Unfortunately, this isn't the 2000s. In just the last five years, punt return rate has dropped from 41% to 33% as the spread punt's tendrils reach across the nation, and the drop would be much more drastic than that if you took touchbacks out of the equation. These days it's harder to get your hands on a ball and easier to keep it away from the threat du jour. Steve Breaston would be rugbied out of many games if he played today. Peppers's impact would be greater if he played in an NFL-punting world.

But that's not to say he can't have an impact. Michigan was completely terrible at returning punts last year. Take out a 30-yard Joe Reynolds "return" that was actually him running back the punt Dymonte Thomas blocked in the opener and Michigan's numbers for the year are appalling: 18 attempts for 84 yards, 4.7 an attempt, 106th nationally. Alabama, Oklahoma, and USC tripled that.

It still seems likely that Peppers is going to get relatively few opportunities and get snowed under by seven gunners a lot, but then there's that video. Let 'er rip.

DENNIS NORFLEET maintains his role as the kick returner; he is also the #2 option on punts. (I am hoping we see a Peppers/Norfleet version of the two-returner formation we saw occasionally last year against spread punt outfits.) Last year he was perpetually one step away from breaking it long before he got tackled by the shoe-strings, and to hold off Peppers speaks to the coaches' faith that he will eventually do something ridiculous back there.

Kick return stats aren't very useful because they get distorted so heavily by chance events. FEI's KO rankings digression from last year:

You can tell how much variance is in kick returns just by M's number. Despite being 10% worse than average, they were 52nd nationally. IE: above-average. Kick return ratings are all basically "did you break a huge one."

Norfleet was an immediate improvement on the kick return situation in the way Peppers is hoped to be—the year before he got the job Martavious Odoms and Vincent Smith combined to finish almost dead last nationally. He got Michigan up to about average; Michigan remained about average (49th) last year.

A lot of this has to do with poor blocking. Unfortunately, I don't clip bad returns, but more than once this year Norfleet was presented with a wall of opponents inside his own 20. Michigan has been a young, thin team for most of the Hoke era and this has shown up on special teams, where a lot of freshman and sophomores are not getting their blocks  right. Hopefully your fullback and tight end and linebacker types have aged to a point where they'll be better at paving the way. Norfleet has the moves to make two or three guys miss…

Five is beyond anyone's capabilities.

Kickoff And Punt Coverage

Rating: 1

This was a one last year and things did not improve. Michigan was 103rd in kick return average ceded, and that was with Matt Wile voluntarily leaving a lot of kicks high and short and in one corner—ie, the best possible environment to cover a kick. They didn't even give up a touchdown to depress their stats; this was not one or two spectacular breakdowns but rather consistently poor play.

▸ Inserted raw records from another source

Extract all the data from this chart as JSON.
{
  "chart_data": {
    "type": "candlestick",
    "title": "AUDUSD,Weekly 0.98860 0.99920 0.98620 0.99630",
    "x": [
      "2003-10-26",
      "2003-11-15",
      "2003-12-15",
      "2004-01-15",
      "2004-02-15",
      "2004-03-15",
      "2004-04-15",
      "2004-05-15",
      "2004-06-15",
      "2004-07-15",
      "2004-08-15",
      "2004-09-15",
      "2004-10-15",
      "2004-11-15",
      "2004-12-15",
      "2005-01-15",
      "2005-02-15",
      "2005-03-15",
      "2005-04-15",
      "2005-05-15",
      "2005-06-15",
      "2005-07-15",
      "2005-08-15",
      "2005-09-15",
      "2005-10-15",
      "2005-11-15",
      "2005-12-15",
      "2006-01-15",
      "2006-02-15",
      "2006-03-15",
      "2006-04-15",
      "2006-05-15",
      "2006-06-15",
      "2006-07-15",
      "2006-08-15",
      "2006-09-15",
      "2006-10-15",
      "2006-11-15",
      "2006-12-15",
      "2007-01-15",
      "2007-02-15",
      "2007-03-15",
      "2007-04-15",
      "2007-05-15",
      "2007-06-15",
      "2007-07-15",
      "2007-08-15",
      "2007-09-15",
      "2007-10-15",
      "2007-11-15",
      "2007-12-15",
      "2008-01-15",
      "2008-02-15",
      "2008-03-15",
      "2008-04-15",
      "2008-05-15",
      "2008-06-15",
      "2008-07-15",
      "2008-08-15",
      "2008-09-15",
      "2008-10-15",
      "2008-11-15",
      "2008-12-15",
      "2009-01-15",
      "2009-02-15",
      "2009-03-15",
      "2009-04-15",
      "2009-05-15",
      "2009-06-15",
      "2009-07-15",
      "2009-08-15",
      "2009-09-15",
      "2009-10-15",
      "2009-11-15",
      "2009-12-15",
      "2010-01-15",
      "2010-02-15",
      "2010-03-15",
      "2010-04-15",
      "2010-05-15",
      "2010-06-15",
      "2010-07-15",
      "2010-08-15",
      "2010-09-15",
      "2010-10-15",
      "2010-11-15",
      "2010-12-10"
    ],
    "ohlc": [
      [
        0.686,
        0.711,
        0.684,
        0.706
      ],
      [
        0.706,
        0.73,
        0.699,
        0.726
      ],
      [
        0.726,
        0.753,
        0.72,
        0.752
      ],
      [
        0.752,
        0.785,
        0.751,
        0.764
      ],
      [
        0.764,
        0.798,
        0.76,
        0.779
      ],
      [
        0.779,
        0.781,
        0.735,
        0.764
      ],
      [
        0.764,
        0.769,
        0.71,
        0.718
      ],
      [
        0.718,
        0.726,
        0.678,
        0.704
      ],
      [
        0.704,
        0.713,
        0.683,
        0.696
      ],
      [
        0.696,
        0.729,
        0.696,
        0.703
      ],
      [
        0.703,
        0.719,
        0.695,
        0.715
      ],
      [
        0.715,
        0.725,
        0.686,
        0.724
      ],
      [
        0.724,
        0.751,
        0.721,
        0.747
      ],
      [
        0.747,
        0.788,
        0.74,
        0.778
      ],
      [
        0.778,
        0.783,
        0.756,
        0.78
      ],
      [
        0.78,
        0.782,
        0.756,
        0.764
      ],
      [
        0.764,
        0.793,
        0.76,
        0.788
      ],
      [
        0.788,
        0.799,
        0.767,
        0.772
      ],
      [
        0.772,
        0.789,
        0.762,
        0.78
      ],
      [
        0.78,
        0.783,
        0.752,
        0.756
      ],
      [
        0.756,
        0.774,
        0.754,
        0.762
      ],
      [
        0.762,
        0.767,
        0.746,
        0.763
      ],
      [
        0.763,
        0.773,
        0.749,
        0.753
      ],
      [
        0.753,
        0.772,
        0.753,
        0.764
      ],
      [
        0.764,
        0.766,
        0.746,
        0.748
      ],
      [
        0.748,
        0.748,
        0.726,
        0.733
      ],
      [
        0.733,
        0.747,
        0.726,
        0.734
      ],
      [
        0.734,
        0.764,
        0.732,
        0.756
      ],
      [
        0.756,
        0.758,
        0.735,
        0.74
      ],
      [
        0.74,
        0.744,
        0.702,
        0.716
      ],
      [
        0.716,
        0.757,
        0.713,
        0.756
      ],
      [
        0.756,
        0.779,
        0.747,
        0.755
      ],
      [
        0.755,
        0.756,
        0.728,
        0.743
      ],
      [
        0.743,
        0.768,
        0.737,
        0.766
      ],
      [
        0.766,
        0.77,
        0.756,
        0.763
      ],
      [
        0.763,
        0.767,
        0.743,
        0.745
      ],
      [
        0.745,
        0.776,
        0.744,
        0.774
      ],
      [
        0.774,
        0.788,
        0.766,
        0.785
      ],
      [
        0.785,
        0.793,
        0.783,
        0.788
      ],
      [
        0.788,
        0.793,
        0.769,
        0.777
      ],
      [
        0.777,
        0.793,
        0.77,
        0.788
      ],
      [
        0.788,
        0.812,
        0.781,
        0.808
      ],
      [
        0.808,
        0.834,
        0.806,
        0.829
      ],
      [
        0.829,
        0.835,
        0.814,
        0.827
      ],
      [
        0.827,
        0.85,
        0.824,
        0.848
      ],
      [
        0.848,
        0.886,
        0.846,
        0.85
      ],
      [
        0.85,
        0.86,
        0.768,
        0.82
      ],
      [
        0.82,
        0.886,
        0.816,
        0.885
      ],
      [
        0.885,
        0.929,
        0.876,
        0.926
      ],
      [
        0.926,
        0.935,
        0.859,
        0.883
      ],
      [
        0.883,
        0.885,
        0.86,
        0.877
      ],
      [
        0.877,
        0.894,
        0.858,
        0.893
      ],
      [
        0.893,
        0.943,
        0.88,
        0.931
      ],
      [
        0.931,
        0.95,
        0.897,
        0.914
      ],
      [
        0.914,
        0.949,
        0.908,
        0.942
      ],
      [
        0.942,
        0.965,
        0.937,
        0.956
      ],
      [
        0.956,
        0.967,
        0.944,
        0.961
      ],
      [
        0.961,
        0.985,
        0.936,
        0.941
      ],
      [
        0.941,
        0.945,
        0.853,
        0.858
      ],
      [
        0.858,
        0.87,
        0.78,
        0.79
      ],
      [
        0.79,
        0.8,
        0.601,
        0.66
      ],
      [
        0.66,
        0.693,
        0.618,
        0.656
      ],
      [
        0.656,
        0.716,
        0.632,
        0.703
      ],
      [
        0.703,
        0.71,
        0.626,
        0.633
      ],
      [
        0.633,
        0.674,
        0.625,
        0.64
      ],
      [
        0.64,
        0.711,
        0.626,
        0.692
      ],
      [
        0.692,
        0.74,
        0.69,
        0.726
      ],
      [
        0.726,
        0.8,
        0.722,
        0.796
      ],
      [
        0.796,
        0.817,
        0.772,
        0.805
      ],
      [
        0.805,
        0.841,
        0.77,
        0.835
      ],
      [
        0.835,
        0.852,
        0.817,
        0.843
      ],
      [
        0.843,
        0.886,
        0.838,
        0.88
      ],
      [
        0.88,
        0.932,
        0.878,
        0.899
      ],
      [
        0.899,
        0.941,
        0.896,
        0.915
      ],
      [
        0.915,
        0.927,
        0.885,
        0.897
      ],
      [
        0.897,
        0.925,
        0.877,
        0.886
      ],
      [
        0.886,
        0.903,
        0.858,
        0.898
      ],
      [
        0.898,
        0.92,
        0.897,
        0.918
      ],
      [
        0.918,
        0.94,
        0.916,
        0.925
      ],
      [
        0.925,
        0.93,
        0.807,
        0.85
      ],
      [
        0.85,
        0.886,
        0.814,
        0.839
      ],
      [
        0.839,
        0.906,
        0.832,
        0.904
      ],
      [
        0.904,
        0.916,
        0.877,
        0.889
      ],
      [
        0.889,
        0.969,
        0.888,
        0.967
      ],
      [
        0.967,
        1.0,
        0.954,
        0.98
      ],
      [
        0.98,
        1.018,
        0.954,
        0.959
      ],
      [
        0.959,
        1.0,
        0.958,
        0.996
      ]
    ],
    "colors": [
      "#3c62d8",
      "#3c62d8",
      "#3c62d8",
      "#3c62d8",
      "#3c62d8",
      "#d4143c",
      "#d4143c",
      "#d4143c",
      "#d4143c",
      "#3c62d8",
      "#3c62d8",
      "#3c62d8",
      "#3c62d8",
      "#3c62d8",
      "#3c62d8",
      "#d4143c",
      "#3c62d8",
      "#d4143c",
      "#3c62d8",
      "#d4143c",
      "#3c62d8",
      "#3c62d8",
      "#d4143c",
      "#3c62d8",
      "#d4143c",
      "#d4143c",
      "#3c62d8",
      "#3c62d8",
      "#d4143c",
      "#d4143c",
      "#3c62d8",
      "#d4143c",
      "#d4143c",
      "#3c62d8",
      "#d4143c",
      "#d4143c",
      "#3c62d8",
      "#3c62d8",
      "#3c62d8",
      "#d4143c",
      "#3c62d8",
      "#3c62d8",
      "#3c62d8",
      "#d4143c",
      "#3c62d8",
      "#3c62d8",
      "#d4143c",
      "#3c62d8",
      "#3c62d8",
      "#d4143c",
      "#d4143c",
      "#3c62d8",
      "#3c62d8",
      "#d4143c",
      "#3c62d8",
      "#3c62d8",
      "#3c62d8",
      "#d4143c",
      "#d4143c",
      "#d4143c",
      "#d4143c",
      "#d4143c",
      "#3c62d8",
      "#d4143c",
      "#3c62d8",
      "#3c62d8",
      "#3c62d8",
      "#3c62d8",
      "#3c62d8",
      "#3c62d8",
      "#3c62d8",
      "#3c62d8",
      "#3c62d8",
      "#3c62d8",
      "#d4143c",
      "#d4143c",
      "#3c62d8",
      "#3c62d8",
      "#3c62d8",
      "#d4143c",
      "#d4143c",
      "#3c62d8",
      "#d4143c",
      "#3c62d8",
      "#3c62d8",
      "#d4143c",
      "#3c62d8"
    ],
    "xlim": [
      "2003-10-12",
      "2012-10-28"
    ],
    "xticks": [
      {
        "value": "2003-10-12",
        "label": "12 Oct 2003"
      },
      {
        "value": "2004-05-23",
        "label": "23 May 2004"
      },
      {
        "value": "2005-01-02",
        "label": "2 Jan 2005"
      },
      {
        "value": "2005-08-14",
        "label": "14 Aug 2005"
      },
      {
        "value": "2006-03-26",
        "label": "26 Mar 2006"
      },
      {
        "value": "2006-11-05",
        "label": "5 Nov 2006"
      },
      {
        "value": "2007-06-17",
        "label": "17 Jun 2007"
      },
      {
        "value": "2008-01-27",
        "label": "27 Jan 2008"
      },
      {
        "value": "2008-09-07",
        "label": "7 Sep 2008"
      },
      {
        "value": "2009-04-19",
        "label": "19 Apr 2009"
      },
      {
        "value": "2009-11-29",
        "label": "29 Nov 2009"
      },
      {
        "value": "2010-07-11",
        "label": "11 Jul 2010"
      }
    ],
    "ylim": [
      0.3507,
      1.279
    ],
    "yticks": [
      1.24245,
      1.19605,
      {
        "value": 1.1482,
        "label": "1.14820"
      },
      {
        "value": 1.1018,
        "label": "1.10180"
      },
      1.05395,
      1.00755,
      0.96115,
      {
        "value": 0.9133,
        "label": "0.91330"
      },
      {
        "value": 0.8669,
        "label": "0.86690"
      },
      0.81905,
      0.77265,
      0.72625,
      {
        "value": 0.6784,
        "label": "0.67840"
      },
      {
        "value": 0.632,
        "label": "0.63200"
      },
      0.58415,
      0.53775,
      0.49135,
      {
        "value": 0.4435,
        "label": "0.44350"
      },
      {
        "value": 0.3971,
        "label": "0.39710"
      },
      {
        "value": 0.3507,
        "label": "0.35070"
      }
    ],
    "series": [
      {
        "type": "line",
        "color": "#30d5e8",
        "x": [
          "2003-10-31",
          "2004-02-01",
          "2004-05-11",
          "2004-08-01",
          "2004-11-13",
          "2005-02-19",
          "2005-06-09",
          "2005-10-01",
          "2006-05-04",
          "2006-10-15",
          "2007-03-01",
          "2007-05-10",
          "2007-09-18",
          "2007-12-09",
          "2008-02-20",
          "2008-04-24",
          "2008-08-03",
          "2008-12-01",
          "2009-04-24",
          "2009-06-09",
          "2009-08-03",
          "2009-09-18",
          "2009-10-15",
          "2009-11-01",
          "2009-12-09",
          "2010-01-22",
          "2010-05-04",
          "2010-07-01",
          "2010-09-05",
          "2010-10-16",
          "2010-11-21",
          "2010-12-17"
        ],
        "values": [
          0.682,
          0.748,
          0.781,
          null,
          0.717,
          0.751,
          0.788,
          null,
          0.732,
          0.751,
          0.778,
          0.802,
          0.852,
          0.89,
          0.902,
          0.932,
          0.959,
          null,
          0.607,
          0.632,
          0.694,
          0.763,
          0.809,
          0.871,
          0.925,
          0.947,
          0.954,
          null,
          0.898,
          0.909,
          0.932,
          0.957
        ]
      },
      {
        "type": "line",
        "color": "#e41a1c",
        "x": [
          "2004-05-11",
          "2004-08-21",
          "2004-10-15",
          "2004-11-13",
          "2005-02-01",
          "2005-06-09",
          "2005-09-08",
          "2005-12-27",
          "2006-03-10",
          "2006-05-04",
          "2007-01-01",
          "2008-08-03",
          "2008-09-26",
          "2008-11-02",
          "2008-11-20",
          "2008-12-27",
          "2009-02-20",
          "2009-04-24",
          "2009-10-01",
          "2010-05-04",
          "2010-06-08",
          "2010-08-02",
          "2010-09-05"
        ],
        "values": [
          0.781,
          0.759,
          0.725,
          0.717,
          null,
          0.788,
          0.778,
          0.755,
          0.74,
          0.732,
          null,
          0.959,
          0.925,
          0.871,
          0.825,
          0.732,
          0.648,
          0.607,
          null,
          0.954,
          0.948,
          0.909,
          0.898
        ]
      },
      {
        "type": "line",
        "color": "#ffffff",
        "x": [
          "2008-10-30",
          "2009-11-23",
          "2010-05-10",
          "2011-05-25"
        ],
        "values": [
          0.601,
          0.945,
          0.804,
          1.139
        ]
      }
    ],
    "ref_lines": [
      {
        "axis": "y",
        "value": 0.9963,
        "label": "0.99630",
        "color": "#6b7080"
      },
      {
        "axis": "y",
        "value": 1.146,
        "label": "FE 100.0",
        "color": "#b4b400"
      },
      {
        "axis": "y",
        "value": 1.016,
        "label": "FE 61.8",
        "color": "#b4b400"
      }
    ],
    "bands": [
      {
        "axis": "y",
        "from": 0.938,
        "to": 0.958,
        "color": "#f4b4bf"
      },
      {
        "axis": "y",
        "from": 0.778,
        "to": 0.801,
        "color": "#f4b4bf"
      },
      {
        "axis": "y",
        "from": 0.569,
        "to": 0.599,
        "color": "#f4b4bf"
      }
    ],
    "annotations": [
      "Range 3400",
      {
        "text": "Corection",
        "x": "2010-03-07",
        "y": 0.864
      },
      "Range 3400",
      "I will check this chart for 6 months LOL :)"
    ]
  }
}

Michigan was less thoroughly miserable covering punts than they were in 2012, when Hagerup boomers would often end with the opponent catching a ball with literally no one within 20 yards of him.

vlcsnap-2012-09-03-20h51m14s111_thumb

Also:

vlcsnap-2012-09-03-22h41m26s162_thum

They were middling at punt return yardage allowed but again that number does not do justice to how bad they are at covering punts. They were again in the bottom ten nationally in the number of punts that generated returns. 45% of Matt Wile's kicks were taken back. Michigan got away with it, finishing 46th in yards per punt. If Hagerup's booming them, that might lead to some ugly numbers as two guys try to make good on that distance.

They have been young, and that is a mitigating factor. If Michigan doesn't block and cover better this year I am going to start grumbling about Dan Ferrigno.